Tuesday, January 25, 2011

La febbre dell'oro





I have an etching of the Piazza di Campo dei Fiori from the 20s, a gift from Ambassador Kellogg of chilly Minneapolis to my maternal grandmother, on her second marriage. I'm very glad he didn't wait for her third, which never took place, because I like this little thing very much. At its center, a banner is inscribed with the title for this entry, a happy indication of the times. It's a pleasing augmentation of my sense of consanguinity with a woman I never met. As I study her dissolving germanic beauty in a desk-sized silver frame, engraved Dorothea by her mother who survived her, I feel a dialogue with sweetness and with humour in her pictures, and yes, a little bravery. I search for their descent.

A relief from many things, humour is assuredly the best defense against beauty, as anyone who listens to Mozart will tell you better than I. To urge laughter is to suppress it, to elicit its labial predicate is divine. One has to see this portrait as a field of flowers or it would seem to defy contemplation without a smile. It is almost pitiably floral in an incontestably vibrant, nearly lurid blaze; yet how it reeks of flashing glory in a readiness to play. This rude, unpresentable and garish garden is the oft-contested ground of Homer's Iliad, and invites the gaze to gauge what's here to save. To me, the screening of La Febbre dell'Oro in this piazza, like the Italian translation of the title, goes to the heart of the vulnerability in this image.

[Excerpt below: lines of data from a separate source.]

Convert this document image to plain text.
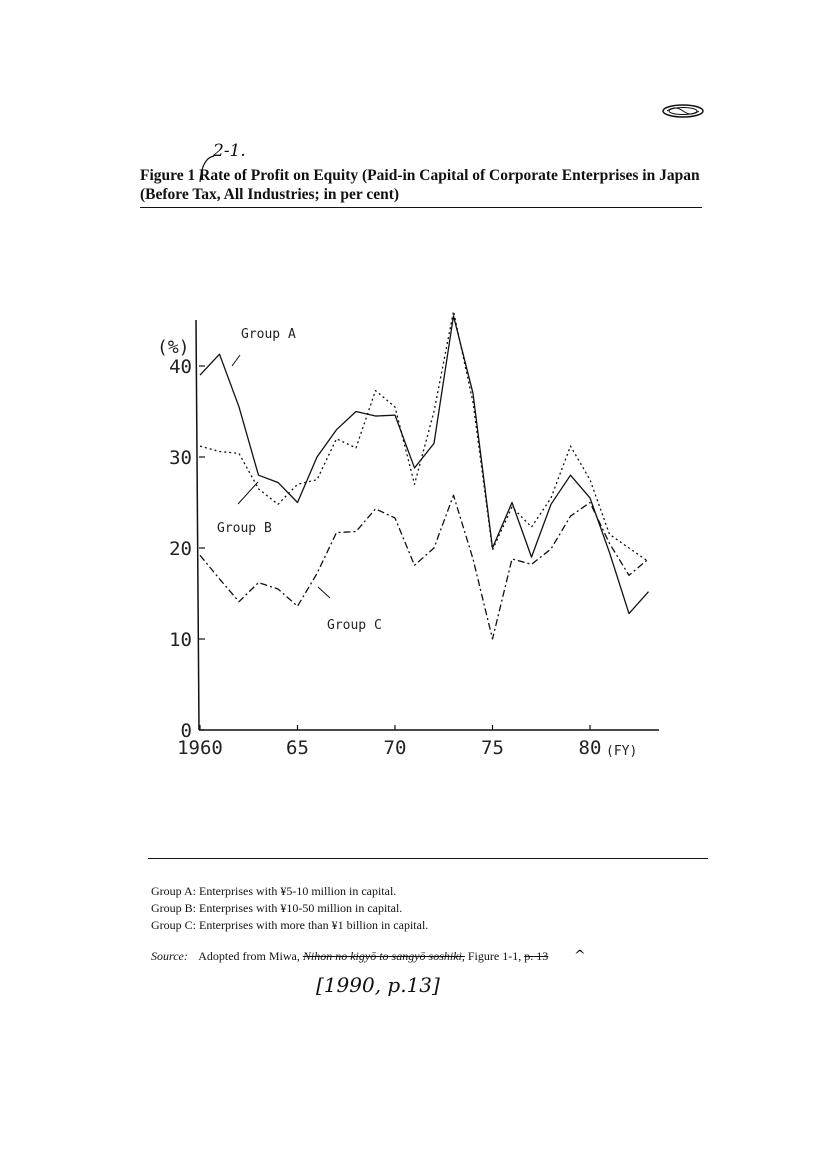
2-1.
Figure 1 Rate of Profit on Equity (Paid-in Capital of Corporate Enterprises in Japan (Before Tax, All Industries; in per cent)
0
10
20
30
40
1960	65	70	75	80
(%)
(FY)
Group A
Group B
Group C
Group A: Enterprises with ¥5-10 million in capital.
Group B: Enterprises with ¥10-50 million in capital.
Group C: Enterprises with more than ¥1 billion in capital.
Source: Adopted from Miwa, Nihon no kigyō to sangyō soshiki, Figure 1-1, p. 13 ^
[1990, p.13]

The Gold Rush is a snow flick - by definition, our ultimate snow flick. Where the drifts in which the spirit of these times would only sink so readily, and in the name of entertainment if that can be believed, Chaplin disports in the nearest available bed of fallibility. Winter's tracklessness is his screen for hilarity, the tramp's own constant flux. His snow will offer scale to his humanity. If one has the wit to read the Iliad as a poem both of love, and - as Simone Weil so brilliantly did - of force, these facets give a choice of how to live. How brilliant the difference, between our age of stentorian virtuosity, and the buoyant smile within the silver frame.